AFAIK jtag pins for hermes are unknown, and goldcard... this is a dream for us yet :)

Is there any way we could automate 'bootloader downgrade' in the fashion of imeicheck bootloader downgrader... Just for the sake of these poor x01ht users like me? :p

As promised, here is the wiki page with instructions:

ROM cooking and Bootloader 1.01 MFG (http://wiki.xda-developers.com/index.php?pagename=Hermes_BootloaderMFG)

Feel free to edit it if you find anything wrong or find something new about it I still havent found :)

Enjoy! :D

Is there any way we could automate 'bootloader downgrade' in the fashion of imeicheck bootloader downgrader... Just for the sake of these poor x01ht users like me? :p

well so far your phone still has to be super cid before being able to flash the lower bootloader...

Please read sticky post Here (http://forum.xda-developers.com/showthread.php?t=290206).

WOW! This is amazing! Simply put, your idea pof is simple and brilliant at the same time, and it is one of those ideas that you think to yourself... GEE.. why didn't i think of that sooner.. but no worries. EHEHEHE.. this is great.. gonna put some porn on my splash screen.. maybe two hot babes.... WOO..

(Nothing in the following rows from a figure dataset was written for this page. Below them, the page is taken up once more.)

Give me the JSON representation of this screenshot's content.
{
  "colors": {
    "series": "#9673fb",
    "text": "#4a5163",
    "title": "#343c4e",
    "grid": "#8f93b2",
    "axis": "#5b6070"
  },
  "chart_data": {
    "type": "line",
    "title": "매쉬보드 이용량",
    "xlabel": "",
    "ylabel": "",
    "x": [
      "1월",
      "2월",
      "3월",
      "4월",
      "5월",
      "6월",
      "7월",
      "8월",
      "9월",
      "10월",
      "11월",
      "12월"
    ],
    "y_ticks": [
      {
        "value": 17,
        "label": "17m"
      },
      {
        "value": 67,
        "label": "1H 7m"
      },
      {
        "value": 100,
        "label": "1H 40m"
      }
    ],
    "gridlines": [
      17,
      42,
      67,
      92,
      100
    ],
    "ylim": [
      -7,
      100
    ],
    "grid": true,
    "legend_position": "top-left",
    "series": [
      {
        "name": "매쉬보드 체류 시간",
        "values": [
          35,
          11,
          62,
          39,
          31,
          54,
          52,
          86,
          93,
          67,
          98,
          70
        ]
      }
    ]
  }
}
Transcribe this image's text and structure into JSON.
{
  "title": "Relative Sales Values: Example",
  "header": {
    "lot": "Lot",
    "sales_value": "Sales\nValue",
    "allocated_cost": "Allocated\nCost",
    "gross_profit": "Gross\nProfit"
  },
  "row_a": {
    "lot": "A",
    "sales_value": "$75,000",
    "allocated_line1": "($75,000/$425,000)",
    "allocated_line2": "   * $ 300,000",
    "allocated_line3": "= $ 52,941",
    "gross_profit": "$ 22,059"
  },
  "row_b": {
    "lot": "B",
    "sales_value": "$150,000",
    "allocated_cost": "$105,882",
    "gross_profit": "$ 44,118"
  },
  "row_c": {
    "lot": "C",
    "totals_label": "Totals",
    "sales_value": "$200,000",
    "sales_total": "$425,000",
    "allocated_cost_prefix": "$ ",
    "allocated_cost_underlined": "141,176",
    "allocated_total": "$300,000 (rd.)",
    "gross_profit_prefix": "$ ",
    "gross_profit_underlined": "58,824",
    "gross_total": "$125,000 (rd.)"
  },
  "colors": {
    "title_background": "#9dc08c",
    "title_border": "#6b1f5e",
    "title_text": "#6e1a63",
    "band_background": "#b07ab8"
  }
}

just kidding.. my girlfriend would be mad... but I am definatlly going to put that custom softbank logo that some dood made on this forum on there.. it is awesome.. wow.. i am so happy.... i feel happyness inside.

-Joe.

ya i am a lil crazy.. but that is why i am so cool. and no i am not 12 ... ehehehe.

For command like this: "lnbs SPL-1.01.nbs 50020000"

for it to work, where do you copy the file SPL-1.01.nbs?

do you have it on your PC, do you copy it on the device ?

JY

@jyavenard: In your PC, in the same folder as mtty.exe

Everything worked out beautifully: Downgraded to 1.01, removed the ugly T-Mobile splash screens and upgraded Bootloader to 1.04 again :)

Now I would like to ask for a few nice 320*240 bootscreens (..maybe within a new thread?) - Anyone?